Romance de Rosângela Vieira Rocha narra história de um amor que fere e traumatiza

Por Geraldo Lima*
Especial para o Jornal Opção

Todos nós estamos sujeitos a cair na lábia de algum espertalhão ou estelionatário, resultando, comumente, em prejuízo financeiro. Desde que o mundo é mundo, sempre houve aqueles propensos a tirar vantagens por meio da fraude. Está lá, no Antigo Testamento, Livro do Gênesis, capítulo 27: Jacó engana seu pai Isaque, ao se passar pelo irmão Esaú, com o intuito de receber a bênção que estava reservada a este. Mas há uma modalidade de fraude ou estelionato que envolve, principalmente, o desgaste emocional. É o que se dá numa relação amorosa em que uma das partes se entrega cegamente aos caprichos da outra. Nesse caso, a vítima (com mais frequência mulheres) perde o que tem de mais valioso: sua autoestima. Nesse tipo de golpe, além da perda financeira, sofre-se dolorosamente com o trauma emocional. O indivíduo que submete outras pessoas a esse tipo de situação é o que, tecnicamente, chamamos de psicopata, alguém cujo grau de empatia é praticamente zero. Alguém que seduz, tira vantagens e depois abandona sem remorso algum. No romance de Rosângela Vieira Rocha, “Nenhum Espelho Reflete Seu Rosto” (Arribaçã, 263 páginas), temos esse tipo de situação traumatizante narrada pela protagonista Helen, uma mulher em ascensão profissional no mundo da joalheria que, apesar da sua maturidade e lucidez, vê-se envolvida numa relação claramente abusiva.

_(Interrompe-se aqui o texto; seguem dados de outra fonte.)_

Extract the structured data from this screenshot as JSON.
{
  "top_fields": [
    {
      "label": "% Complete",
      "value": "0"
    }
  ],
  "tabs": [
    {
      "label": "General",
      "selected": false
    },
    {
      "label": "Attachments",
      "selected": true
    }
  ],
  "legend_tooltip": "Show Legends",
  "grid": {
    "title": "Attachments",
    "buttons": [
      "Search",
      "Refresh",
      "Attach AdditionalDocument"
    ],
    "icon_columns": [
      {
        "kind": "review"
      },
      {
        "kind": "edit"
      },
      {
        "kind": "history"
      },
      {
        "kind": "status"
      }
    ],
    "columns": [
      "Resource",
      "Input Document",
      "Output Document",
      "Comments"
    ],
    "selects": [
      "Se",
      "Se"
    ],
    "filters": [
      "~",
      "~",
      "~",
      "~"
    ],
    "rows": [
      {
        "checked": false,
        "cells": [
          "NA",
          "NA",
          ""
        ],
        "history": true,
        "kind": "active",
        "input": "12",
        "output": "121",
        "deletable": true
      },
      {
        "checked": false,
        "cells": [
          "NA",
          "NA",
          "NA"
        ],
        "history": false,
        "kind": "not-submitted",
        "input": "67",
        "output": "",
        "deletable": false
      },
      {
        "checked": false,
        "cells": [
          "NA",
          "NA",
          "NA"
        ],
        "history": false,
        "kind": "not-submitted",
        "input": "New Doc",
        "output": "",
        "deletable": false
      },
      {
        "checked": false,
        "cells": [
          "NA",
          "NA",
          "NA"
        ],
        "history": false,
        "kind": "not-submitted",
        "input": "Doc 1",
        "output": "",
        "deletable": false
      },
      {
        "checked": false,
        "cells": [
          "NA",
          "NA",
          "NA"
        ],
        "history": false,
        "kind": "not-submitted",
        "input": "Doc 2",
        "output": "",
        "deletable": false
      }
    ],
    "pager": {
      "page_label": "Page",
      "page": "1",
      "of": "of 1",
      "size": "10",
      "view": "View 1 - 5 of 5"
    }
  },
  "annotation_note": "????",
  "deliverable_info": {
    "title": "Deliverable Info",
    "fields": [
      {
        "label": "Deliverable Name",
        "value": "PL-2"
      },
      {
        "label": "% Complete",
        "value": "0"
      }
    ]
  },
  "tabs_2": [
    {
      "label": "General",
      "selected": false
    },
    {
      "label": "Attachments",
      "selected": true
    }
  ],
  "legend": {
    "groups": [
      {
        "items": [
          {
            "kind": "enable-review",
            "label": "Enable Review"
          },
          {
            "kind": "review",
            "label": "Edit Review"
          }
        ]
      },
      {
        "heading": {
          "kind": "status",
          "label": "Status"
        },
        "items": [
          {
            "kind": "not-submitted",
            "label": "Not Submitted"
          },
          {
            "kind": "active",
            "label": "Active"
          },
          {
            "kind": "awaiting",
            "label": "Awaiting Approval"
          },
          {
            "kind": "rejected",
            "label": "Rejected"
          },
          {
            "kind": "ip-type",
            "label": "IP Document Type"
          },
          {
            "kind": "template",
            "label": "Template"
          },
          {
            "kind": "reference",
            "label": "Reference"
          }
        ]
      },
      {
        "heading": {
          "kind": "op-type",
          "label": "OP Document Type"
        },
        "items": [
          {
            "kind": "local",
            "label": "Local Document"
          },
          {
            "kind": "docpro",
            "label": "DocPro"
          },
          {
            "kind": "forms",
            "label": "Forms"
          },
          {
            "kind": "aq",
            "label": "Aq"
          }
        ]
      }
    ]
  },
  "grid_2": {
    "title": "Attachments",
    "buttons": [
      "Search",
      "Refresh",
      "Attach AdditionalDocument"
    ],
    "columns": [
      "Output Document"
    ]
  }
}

Rosângela Vieira Rocha disse em entrevista que, para compor essa história, ouviu o relato de várias mulheres que se envolveram amorosamente com o tipo de homem abusador, narcisista, enfim, psicopata. Leu bastante sobre o assunto, sempre buscando dar consistência às informações apresentadas ao longo da narrativa. É a partir, então, do acontecido com outras pessoas e do que há de estudo sobre os casos de psicopatia que ela compõe o retrato, tanto do vilão (creio que podemos chamar assim o sedutor, narcisista e misterioso Ivan Hernández) quanto da narradora protagonista do seu romance, a empresária Helen, também ourives e designer de joias. Procura-se, assim, tanto a justeza dos fatos narrados quanto da composição psicológica dos personagens. A fantasia, nesse caso, cede espaço ao realismo.

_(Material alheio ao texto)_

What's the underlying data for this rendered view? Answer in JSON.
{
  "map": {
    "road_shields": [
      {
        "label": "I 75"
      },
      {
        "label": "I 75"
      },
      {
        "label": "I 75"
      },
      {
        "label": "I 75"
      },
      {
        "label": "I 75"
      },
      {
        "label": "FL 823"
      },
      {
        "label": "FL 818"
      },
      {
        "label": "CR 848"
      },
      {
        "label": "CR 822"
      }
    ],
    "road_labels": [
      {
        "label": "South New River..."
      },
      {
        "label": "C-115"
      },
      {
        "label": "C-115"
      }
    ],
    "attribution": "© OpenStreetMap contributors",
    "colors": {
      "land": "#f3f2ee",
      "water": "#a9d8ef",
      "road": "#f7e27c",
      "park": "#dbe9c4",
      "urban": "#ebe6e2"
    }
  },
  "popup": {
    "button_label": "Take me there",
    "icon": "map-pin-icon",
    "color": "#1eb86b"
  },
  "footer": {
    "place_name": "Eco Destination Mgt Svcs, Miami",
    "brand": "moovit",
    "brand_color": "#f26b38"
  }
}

Os capítulos alternam-se entre os que tratam da formação profissional da protagonista, como ourives, do dia a dia na joalheria, e os que se apresentam na forma de relato pessoal, enviado por Helen, através de e-mails, ao médico psiquiatra e psicanalista que lhe solicita ajuda, o Dr. Jorge Campos. A ideia é que a história vivida por ela possa ajudá-lo no tratamento de uma paciente que se envolveu também com o mesmo homem com o qual ela se relacionou há dois anos, o argentino Ivan Hernández. Nesta parte, do relato pessoal, o nível de tensão, de suspense e de expectativa apresenta-se muito mais carregado do que nos capítulos que tratam do cotidiano na joalheria. Temos, nesse segmento narrativo, uma trama empolgante, um conflito: lá estão o vilão Ivan, a protagonista Helen e o desenrolar tenso da relação abusiva entre eles.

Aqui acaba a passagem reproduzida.